It was the kind of inspiring event that, were I to music-video it in my head, would be soundtracked by Le Tigre, or the Pretenders, or just-before-disbanding Narda, or certain songs by Aimee Mann or Garbage or Drip. But really, there’s no shortage of possible soundtracks; a search for “female empowerment anthem” turns up 46,000 results on Google. (The book is honest and funny and beautifully made, by the way; read more at astigirl.blogspot.com).
Sometimes soundtracks insinuate themselves unbidden; I’m reading Graham Greene’s Brighton Rock now, and I somehow cannot keep that Morrissey song that name-checks the characters (“Dallow, Spicer, Pinkie Cubitt”) out of my head. And then there are times in life, as in movies that the best background is an absence of music, as when I took a recent midnight ride to Baguio on a thankfully darkened and silent bus and ideas rushed by like signposts and my MP3 player sat in my lap unactivated.

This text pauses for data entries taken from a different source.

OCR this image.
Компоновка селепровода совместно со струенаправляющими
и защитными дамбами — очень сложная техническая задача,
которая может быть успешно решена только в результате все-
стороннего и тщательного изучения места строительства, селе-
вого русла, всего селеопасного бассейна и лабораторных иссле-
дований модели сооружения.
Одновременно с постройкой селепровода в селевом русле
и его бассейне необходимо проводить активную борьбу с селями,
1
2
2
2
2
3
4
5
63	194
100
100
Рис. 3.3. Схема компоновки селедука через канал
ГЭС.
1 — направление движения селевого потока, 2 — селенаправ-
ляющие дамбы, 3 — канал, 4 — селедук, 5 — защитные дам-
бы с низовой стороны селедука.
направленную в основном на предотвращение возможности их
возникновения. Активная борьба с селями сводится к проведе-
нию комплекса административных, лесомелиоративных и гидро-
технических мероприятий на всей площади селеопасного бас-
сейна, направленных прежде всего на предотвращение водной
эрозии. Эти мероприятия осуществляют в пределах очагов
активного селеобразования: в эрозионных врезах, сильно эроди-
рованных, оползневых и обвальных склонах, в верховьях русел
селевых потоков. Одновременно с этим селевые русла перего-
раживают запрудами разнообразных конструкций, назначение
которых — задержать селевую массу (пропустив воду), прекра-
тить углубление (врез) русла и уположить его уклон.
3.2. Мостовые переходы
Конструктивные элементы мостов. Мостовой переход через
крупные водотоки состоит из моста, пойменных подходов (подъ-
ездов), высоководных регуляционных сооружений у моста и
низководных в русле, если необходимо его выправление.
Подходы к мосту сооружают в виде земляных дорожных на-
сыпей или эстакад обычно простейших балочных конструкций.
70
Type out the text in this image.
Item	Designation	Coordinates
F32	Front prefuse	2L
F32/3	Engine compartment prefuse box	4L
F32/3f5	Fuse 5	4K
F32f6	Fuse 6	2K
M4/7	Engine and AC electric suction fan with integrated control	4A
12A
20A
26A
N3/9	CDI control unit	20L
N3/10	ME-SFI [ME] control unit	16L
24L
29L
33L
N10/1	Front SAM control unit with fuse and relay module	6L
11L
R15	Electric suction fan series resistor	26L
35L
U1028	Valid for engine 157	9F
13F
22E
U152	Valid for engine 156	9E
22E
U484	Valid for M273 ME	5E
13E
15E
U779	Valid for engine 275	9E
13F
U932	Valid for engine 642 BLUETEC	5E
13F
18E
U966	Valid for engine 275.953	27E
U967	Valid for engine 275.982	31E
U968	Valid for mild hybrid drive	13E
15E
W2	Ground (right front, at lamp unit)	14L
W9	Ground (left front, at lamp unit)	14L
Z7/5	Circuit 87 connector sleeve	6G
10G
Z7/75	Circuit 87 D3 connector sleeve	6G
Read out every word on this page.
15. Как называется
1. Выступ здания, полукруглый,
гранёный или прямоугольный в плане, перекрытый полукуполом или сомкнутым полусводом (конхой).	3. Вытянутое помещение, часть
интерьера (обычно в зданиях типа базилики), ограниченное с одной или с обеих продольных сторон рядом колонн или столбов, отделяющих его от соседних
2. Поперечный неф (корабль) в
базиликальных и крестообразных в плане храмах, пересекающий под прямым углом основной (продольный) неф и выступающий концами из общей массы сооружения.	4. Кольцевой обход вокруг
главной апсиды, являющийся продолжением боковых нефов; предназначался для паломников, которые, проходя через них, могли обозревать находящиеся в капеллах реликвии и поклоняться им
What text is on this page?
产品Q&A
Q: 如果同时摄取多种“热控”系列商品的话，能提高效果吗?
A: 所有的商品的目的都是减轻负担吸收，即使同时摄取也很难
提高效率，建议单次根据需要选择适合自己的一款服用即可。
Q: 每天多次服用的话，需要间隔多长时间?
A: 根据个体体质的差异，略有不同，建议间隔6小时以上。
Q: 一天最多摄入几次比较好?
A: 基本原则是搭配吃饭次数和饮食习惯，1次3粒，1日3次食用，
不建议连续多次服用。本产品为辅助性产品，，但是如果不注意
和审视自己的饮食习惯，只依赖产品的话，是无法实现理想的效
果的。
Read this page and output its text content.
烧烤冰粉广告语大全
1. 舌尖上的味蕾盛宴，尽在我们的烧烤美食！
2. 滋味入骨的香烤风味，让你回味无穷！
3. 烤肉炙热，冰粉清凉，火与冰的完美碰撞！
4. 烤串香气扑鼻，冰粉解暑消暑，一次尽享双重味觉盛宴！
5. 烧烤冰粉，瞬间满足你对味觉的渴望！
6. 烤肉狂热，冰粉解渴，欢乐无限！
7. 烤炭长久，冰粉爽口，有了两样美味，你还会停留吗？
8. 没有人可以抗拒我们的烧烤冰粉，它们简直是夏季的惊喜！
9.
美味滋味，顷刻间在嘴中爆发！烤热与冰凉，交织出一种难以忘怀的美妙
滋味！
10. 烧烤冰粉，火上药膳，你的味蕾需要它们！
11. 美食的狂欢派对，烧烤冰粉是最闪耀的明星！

Personal music devices have made it possible for us to literally have a soundtrack for our lives, and in many cases that’s a good thing it helps boring hours fly by faster, it aids our exercising, it gives us a little extra swagger when we need it as long as we remember that our lives aren’t music videos, and that very few things, whether you’re talking about love, life decisions or livestock, can be wrapped up in the running time of a song.